"A child's learning is the funtion more of the characteristics of his classmates than those of the teacher." James Coleman, 1972

Friday, August 04, 2006

GAO Report Shows ED's Culpability in Tutoring Funds Giveaway

Part of the ongoing corruption that permeates NCLB is the unregulated and unaccountable permission given by ED to tutoring companies to drain off 20 percent from every watch-listed school’s Title 1 budget for supplemental tutoring. This sad fact is confirmed in the latest GAO Report on Supplemental Education Services (pdf), where the case is clear against ED for its lack of standards, oversight, and guidance to states who are now strapped with devising accountability plans for these bottom-feeding tutoring outfits who are accountable to no one for improving student achievement. This from the Report Highlights (pdf):
Although states are required to withdraw approval from providers that fail to increase student academic achievement for 2 years, many states struggle to develop meaningful SES evaluations. While a few states have completed evaluations, none provides a conclusive assessment of SES providers’ effect on student academic achievement.

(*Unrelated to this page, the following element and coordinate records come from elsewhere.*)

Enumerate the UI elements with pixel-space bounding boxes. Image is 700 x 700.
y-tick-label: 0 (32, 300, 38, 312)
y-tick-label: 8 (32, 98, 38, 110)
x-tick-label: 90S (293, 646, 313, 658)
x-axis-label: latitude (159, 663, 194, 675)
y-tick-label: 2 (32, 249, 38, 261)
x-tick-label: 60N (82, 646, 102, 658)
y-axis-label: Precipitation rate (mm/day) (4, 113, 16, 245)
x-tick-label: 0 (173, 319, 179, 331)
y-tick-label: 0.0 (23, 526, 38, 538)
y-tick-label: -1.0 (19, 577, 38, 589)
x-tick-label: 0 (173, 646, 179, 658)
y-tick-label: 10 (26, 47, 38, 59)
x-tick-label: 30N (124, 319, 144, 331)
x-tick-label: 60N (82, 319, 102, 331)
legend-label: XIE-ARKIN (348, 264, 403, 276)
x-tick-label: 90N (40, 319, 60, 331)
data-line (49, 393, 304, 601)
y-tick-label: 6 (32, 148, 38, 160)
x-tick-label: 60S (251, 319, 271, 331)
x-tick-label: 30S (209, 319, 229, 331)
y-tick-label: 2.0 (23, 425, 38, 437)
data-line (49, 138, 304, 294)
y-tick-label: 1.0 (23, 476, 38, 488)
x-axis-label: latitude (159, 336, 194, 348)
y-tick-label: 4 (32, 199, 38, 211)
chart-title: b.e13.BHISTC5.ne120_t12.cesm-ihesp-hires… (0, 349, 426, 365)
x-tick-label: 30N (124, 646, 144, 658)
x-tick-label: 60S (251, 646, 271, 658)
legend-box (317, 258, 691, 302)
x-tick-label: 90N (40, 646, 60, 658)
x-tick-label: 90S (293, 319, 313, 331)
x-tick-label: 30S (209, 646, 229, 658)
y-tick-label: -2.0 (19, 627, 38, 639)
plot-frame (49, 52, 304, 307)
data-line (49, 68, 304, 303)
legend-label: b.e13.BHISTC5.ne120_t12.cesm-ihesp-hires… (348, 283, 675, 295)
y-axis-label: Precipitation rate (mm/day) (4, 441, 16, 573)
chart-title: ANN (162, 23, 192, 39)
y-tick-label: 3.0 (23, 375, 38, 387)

Several Education offices monitor SES activity across the country and provide SES support to states and districts through written guidance, grants, and technical assistance. However, states and districts reported needing additional SES evaluation support and technical assistance. For example, 85 percent of states reported needing assistance with methods for evaluating SES. Many also voiced interest in Education’s pilot programs that increase SES flexibility, including the one that allowed certain districts identified as in need of improvement to act as providers.
Many of the hurdles to getting students extra tutoring help could be overcome by expanding permission to districts to act as providers, instead of bringing in corporate tutoring companies that are much more expensive and less accessible to many students. But that solution would have to be explained by ED to the education industry that bought this part of the legislation to begin with. In short, don’t hold your breath.